Thursday, November 24, 2016

A different kind of Thankful

Thanksgiving. Normally a day I use to reflect on how many blessings I have and how very grateful I am for the life God has given to me and my family. I don’t just save those sentiments for a single day out of the entire year, but Thanksgiving is that special day when reflection seems to be a given.

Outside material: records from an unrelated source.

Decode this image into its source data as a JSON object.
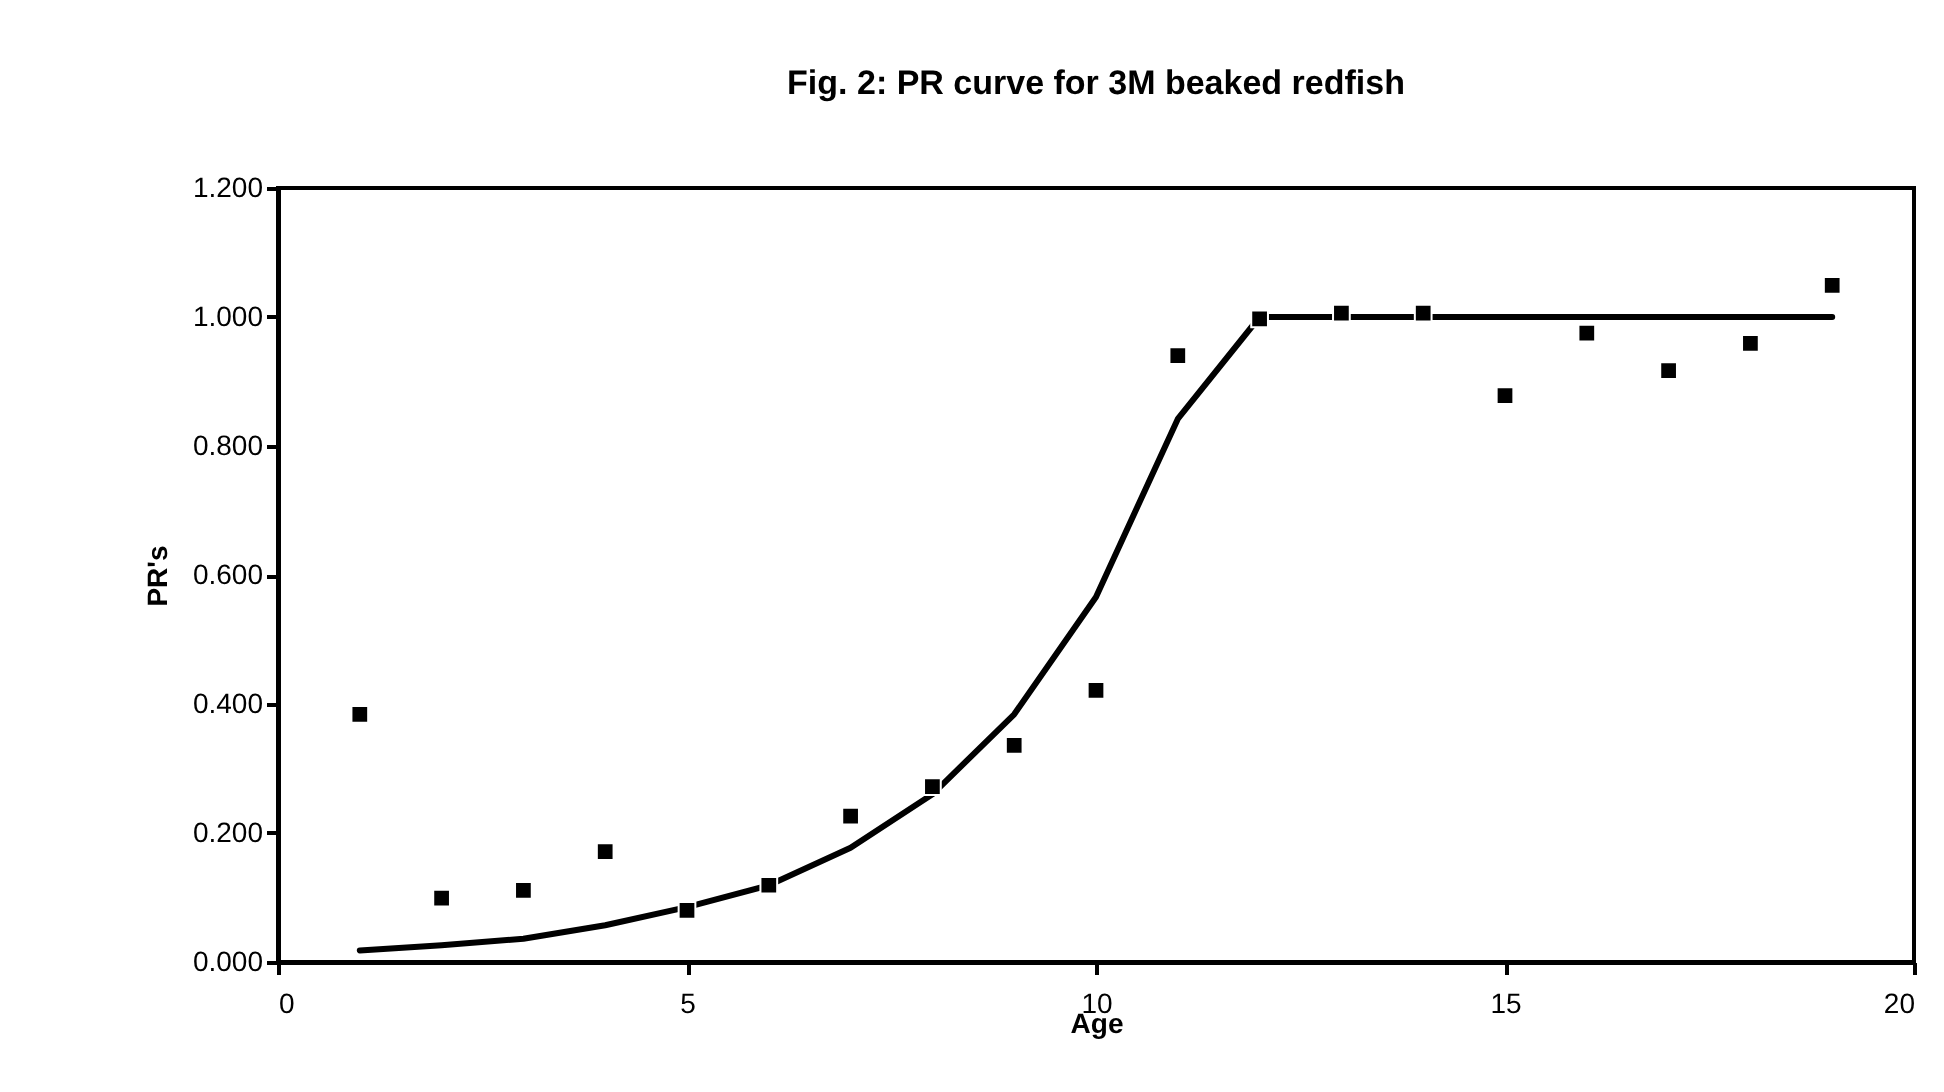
{
  "chart_data": {
    "type": "scatter",
    "title": "Fig. 2: PR curve for 3M beaked redfish",
    "xlabel": "Age",
    "ylabel": "PR's",
    "x": [
      1,
      2,
      3,
      4,
      5,
      6,
      7,
      8,
      9,
      10,
      11,
      12,
      13,
      14,
      15,
      16,
      17,
      18,
      19
    ],
    "series": [
      {
        "color": "#000000",
        "marker": "square",
        "values": [
          0.384,
          0.099,
          0.111,
          0.171,
          0.08,
          0.119,
          0.226,
          0.272,
          0.336,
          0.421,
          0.94,
          0.997,
          1.006,
          1.006,
          0.878,
          0.975,
          0.917,
          0.959,
          1.049
        ]
      },
      {
        "type": "line",
        "color": "#000000",
        "marker": "none",
        "line_style": "solid",
        "values": [
          0.018,
          0.026,
          0.036,
          0.057,
          0.085,
          0.119,
          0.177,
          0.26,
          0.384,
          0.566,
          0.842,
          1.0,
          1.0,
          1.0,
          1.0,
          1.0,
          1.0,
          1.0,
          1.0
        ]
      }
    ],
    "xlim": [
      0,
      20
    ],
    "xticks": [
      0,
      5,
      10,
      15,
      20
    ],
    "ylim": [
      0,
      1.2
    ],
    "yticks": [
      {
        "value": 0,
        "label": "0.000"
      },
      {
        "value": 0.2,
        "label": "0.200"
      },
      {
        "value": 0.4,
        "label": "0.400"
      },
      {
        "value": 0.6,
        "label": "0.600"
      },
      {
        "value": 0.8,
        "label": "0.800"
      },
      {
        "value": 1.0,
        "label": "1.000"
      },
      {
        "value": 1.2,
        "label": "1.200"
      }
    ],
    "grid": false
  }
}
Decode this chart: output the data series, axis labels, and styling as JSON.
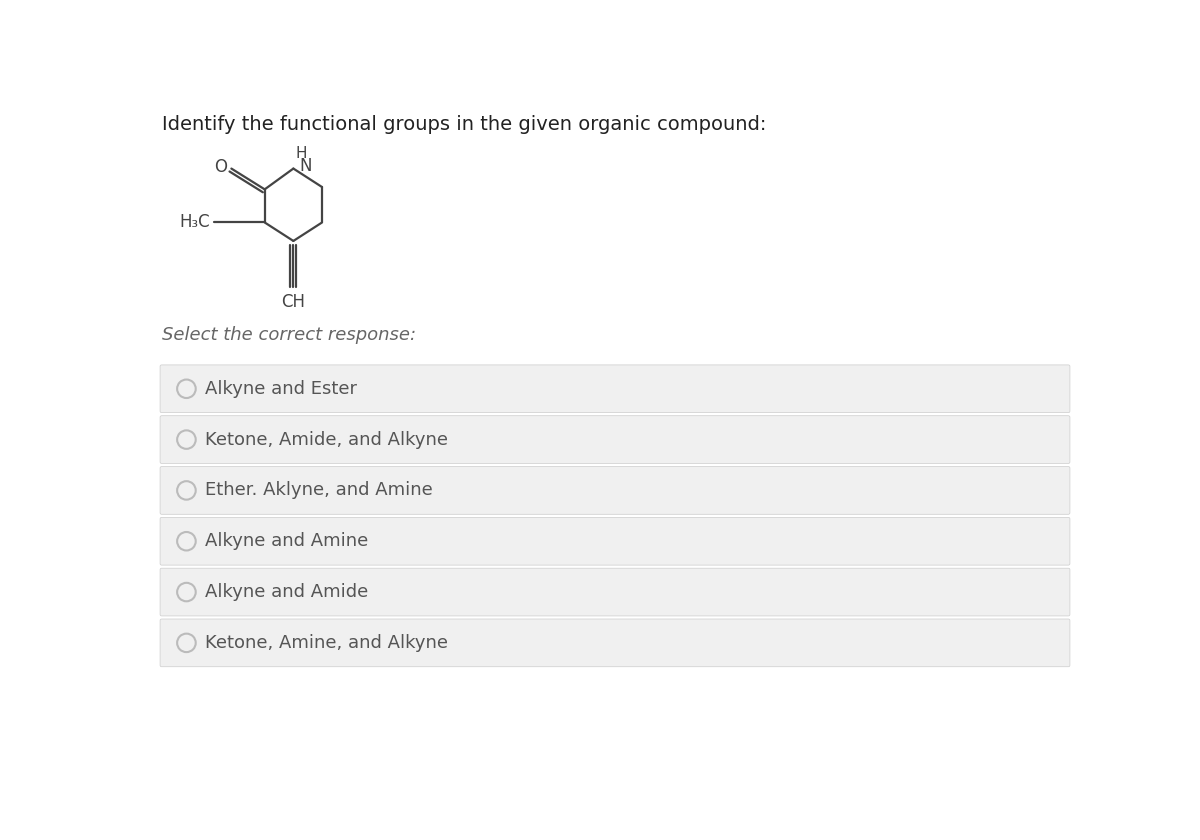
{
  "title": "Identify the functional groups in the given organic compound:",
  "subtitle": "Select the correct response:",
  "options": [
    "Alkyne and Ester",
    "Ketone, Amide, and Alkyne",
    "Ether. Aklyne, and Amine",
    "Alkyne and Amine",
    "Alkyne and Amide",
    "Ketone, Amine, and Alkyne"
  ],
  "bg_color": "#ffffff",
  "option_bg_color": "#f0f0f0",
  "option_text_color": "#555555",
  "title_color": "#222222",
  "subtitle_color": "#666666",
  "circle_color": "#bbbbbb",
  "bond_color": "#444444",
  "title_fontsize": 14,
  "subtitle_fontsize": 13,
  "option_fontsize": 13
}
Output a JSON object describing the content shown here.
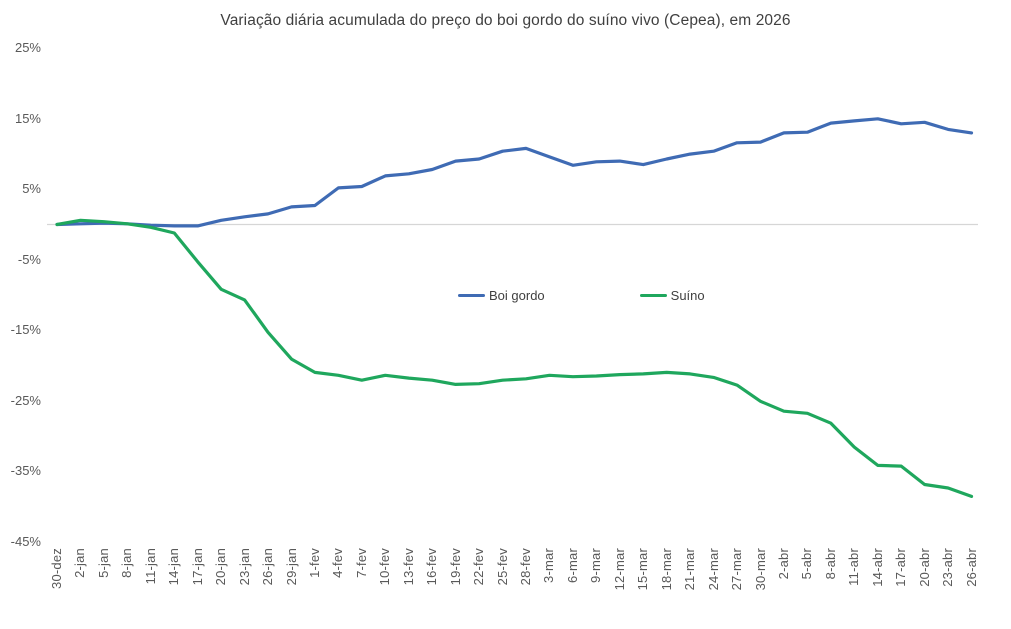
{
  "title": "Variação diária acumulada do preço do boi gordo  do suíno vivo (Cepea), em 2026",
  "colors": {
    "boi_gordo": "#3f6bb4",
    "suino": "#1fa75d",
    "zero_line": "#d6d6d6",
    "title_text": "#404040",
    "axis_text": "#595959"
  },
  "legend": {
    "items": [
      {
        "label": "Boi gordo",
        "color": "#3f6bb4"
      },
      {
        "label": "Suíno",
        "color": "#1fa75d"
      }
    ]
  },
  "chart_data": {
    "type": "line",
    "title": "Variação diária acumulada do preço do boi gordo  do suíno vivo (Cepea), em 2026",
    "xlabel": "",
    "ylabel": "",
    "ylim": [
      -45,
      25
    ],
    "grid": "zero-line-only",
    "legend_position": "center-middle",
    "y_ticks": [
      25,
      15,
      5,
      -5,
      -15,
      -25,
      -35,
      -45
    ],
    "y_tick_suffix": "%",
    "categories": [
      "30-dez",
      "2-jan",
      "5-jan",
      "8-jan",
      "11-jan",
      "14-jan",
      "17-jan",
      "20-jan",
      "23-jan",
      "26-jan",
      "29-jan",
      "1-fev",
      "4-fev",
      "7-fev",
      "10-fev",
      "13-fev",
      "16-fev",
      "19-fev",
      "22-fev",
      "25-fev",
      "28-fev",
      "3-mar",
      "6-mar",
      "9-mar",
      "12-mar",
      "15-mar",
      "18-mar",
      "21-mar",
      "24-mar",
      "27-mar",
      "30-mar",
      "2-abr",
      "5-abr",
      "8-abr",
      "11-abr",
      "14-abr",
      "17-abr",
      "20-abr",
      "23-abr",
      "26-abr"
    ],
    "series": [
      {
        "name": "Boi gordo",
        "color": "#3f6bb4",
        "unit": "%",
        "values": [
          0,
          0.1,
          0.2,
          0.1,
          -0.1,
          -0.2,
          -0.2,
          0.6,
          1.1,
          1.5,
          2.5,
          2.7,
          5.2,
          5.4,
          6.9,
          7.2,
          7.8,
          9.0,
          9.3,
          10.4,
          10.8,
          9.6,
          8.4,
          8.9,
          9.0,
          8.5,
          9.3,
          10.0,
          10.4,
          11.6,
          11.7,
          13.0,
          13.1,
          14.4,
          14.7,
          15.0,
          14.3,
          14.5,
          13.5,
          13.0
        ]
      },
      {
        "name": "Suíno",
        "color": "#1fa75d",
        "unit": "%",
        "values": [
          0,
          0.6,
          0.4,
          0.1,
          -0.4,
          -1.2,
          -5.3,
          -9.2,
          -10.7,
          -15.3,
          -19.1,
          -21.0,
          -21.4,
          -22.1,
          -21.4,
          -21.8,
          -22.1,
          -22.7,
          -22.6,
          -22.1,
          -21.9,
          -21.4,
          -21.6,
          -21.5,
          -21.3,
          -21.2,
          -21.0,
          -21.2,
          -21.7,
          -22.8,
          -25.1,
          -26.5,
          -26.8,
          -28.2,
          -31.6,
          -34.2,
          -34.3,
          -36.9,
          -37.4,
          -38.6
        ]
      }
    ]
  }
}
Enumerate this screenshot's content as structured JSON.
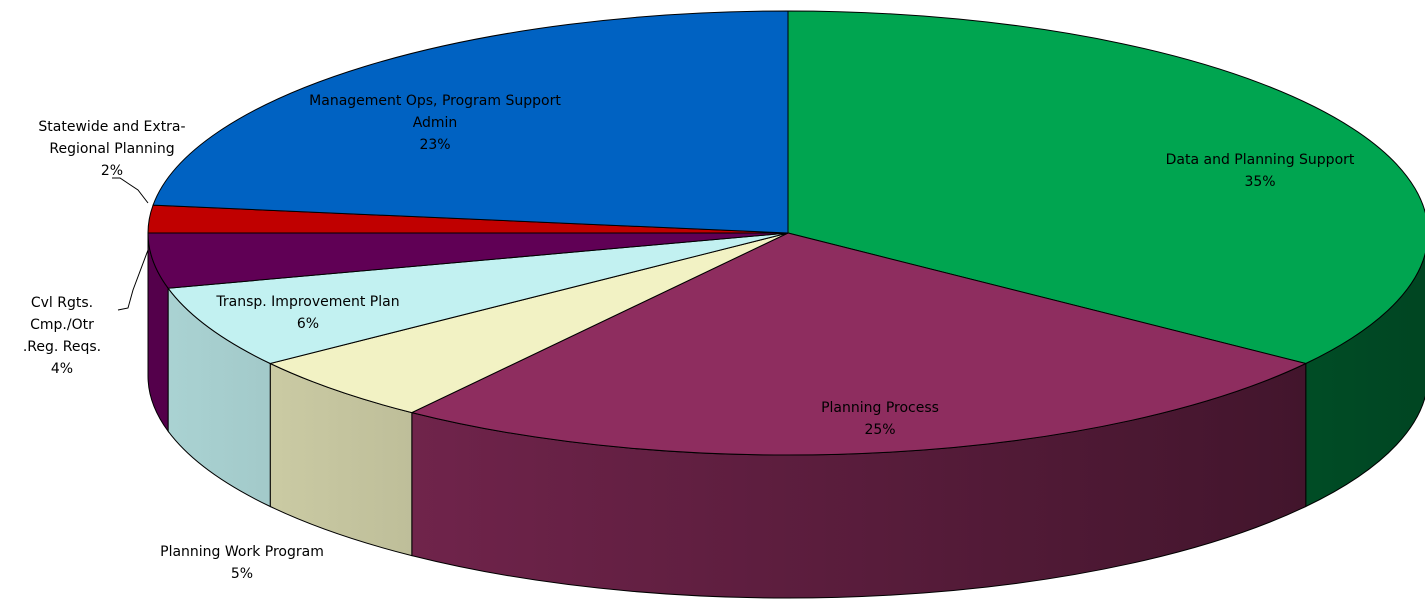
{
  "chart_data": {
    "type": "pie3d",
    "categories": [
      "Data and Planning Support",
      "Planning Process",
      "Planning Work Program",
      "Transp. Improvement Plan",
      "Cvl Rgts. Cmp./Otr .Reg. Reqs.",
      "Statewide and Extra-Regional Planning",
      "Management Ops, Program Support Admin"
    ],
    "values": [
      35,
      25,
      5,
      6,
      4,
      2,
      23
    ],
    "value_labels": [
      "35%",
      "25%",
      "5%",
      "6%",
      "4%",
      "2%",
      "23%"
    ],
    "colors": [
      "#00a550",
      "#8e2d5f",
      "#f2f2c4",
      "#c2f1f1",
      "#600055",
      "#c00000",
      "#0062c2"
    ]
  }
}
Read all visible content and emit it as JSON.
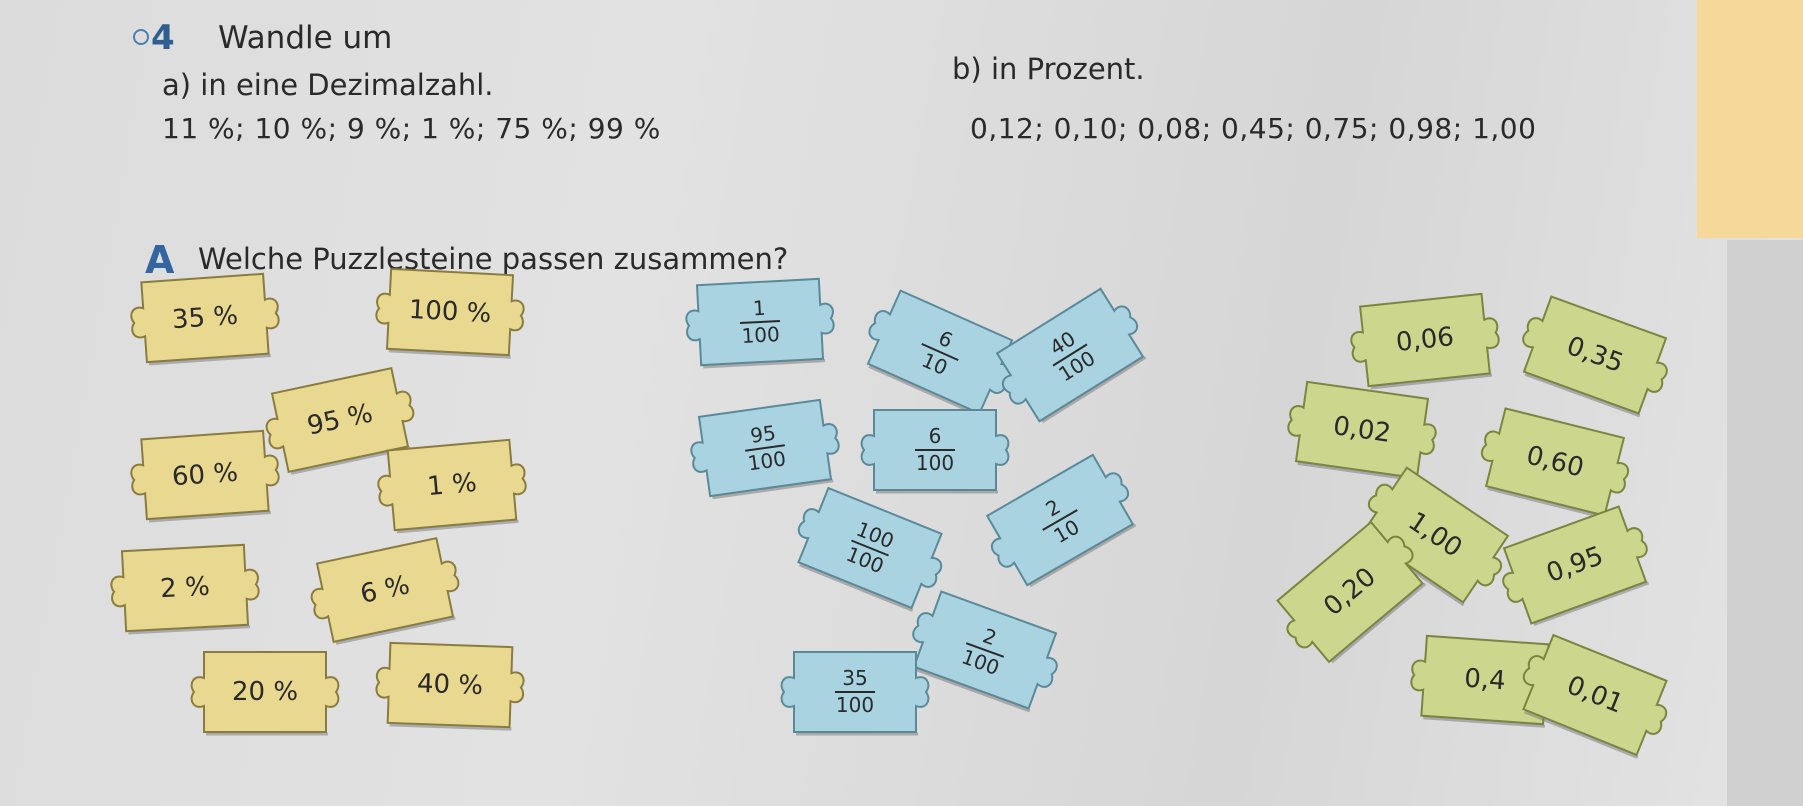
{
  "task4": {
    "number": "4",
    "title": "Wandle um",
    "part_a": {
      "label": "a) in eine Dezimalzahl.",
      "values": "11 %;  10 %;  9 %;  1 %;  75 %;  99 %"
    },
    "part_b": {
      "label": "b) in Prozent.",
      "values": "0,12;  0,10;  0,08;  0,45;  0,75;  0,98;  1,00"
    }
  },
  "taskA": {
    "letter": "A",
    "title": "Welche Puzzlesteine passen zusammen?"
  },
  "colors": {
    "yellow": "#e9d88f",
    "blue": "#a9d3e1",
    "green": "#ccd68d",
    "accent": "#2f5f8f"
  },
  "yellow_pieces": [
    "35 %",
    "100 %",
    "95 %",
    "60 %",
    "1 %",
    "2 %",
    "6 %",
    "20 %",
    "40 %"
  ],
  "blue_pieces": [
    {
      "num": "1",
      "den": "100"
    },
    {
      "num": "6",
      "den": "10"
    },
    {
      "num": "40",
      "den": "100"
    },
    {
      "num": "95",
      "den": "100"
    },
    {
      "num": "6",
      "den": "100"
    },
    {
      "num": "2",
      "den": "10"
    },
    {
      "num": "100",
      "den": "100"
    },
    {
      "num": "2",
      "den": "100"
    },
    {
      "num": "35",
      "den": "100"
    }
  ],
  "green_pieces": [
    "0,06",
    "0,35",
    "0,02",
    "0,60",
    "1,00",
    "0,95",
    "0,20",
    "0,4",
    "0,01"
  ]
}
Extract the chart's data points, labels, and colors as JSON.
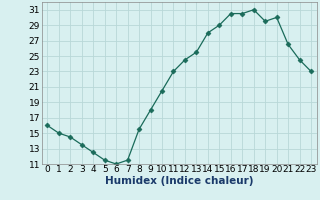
{
  "x": [
    0,
    1,
    2,
    3,
    4,
    5,
    6,
    7,
    8,
    9,
    10,
    11,
    12,
    13,
    14,
    15,
    16,
    17,
    18,
    19,
    20,
    21,
    22,
    23
  ],
  "y": [
    16,
    15,
    14.5,
    13.5,
    12.5,
    11.5,
    11,
    11.5,
    15.5,
    18,
    20.5,
    23,
    24.5,
    25.5,
    28,
    29,
    30.5,
    30.5,
    31,
    29.5,
    30,
    26.5,
    24.5,
    23
  ],
  "xlabel": "Humidex (Indice chaleur)",
  "ylim": [
    11,
    32
  ],
  "xlim": [
    -0.5,
    23.5
  ],
  "yticks": [
    11,
    13,
    15,
    17,
    19,
    21,
    23,
    25,
    27,
    29,
    31
  ],
  "xticks": [
    0,
    1,
    2,
    3,
    4,
    5,
    6,
    7,
    8,
    9,
    10,
    11,
    12,
    13,
    14,
    15,
    16,
    17,
    18,
    19,
    20,
    21,
    22,
    23
  ],
  "line_color": "#1a6b5a",
  "marker": "D",
  "marker_size": 2.5,
  "bg_color": "#d8f0f0",
  "grid_color": "#b8d8d8",
  "xlabel_fontsize": 7.5,
  "tick_fontsize": 6.5
}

Except for this Thanksgiving.
A dear friend saved  this beautifully written post  on my Facebook wall.  I can relate on every level, almost as if I had written it myself. This year is so incredibly painful and sad, but I also have things to still be grateful for. And it’s perfectly okay to be in both of those worlds. But if I’m being honest it’s very difficult to be in the world of thankfulness and gratefulness. I’m not thankful for this heartache. This grief. This sadness. It paralyzes me far more often than I would like, but I can’t hurry it along. I can’t make it go away. I can’t always maneuver through it with grace and gratitude.
And while I sit in tears thinking about the empty chair at the table, my heart is also full from the other chairs that are filled. I’m so incredibly blessed to be in a position with my family to start a business in honor of Cody. To have something wonderful to focus our attention on does not go unappreciated. By any of us.
And so we ARE thankful. Just painfully so.
From the bottom of my heart I extend a sincere and warm “Happy Thanksgiving” to my family and friends near and far. If you find yourself with an empty chair at your table this year, my heart is with you. If it is the first year that chair is empty, my heart is aching for you. If your chairs are all full may the blessings that fill your heart not be taken for granted.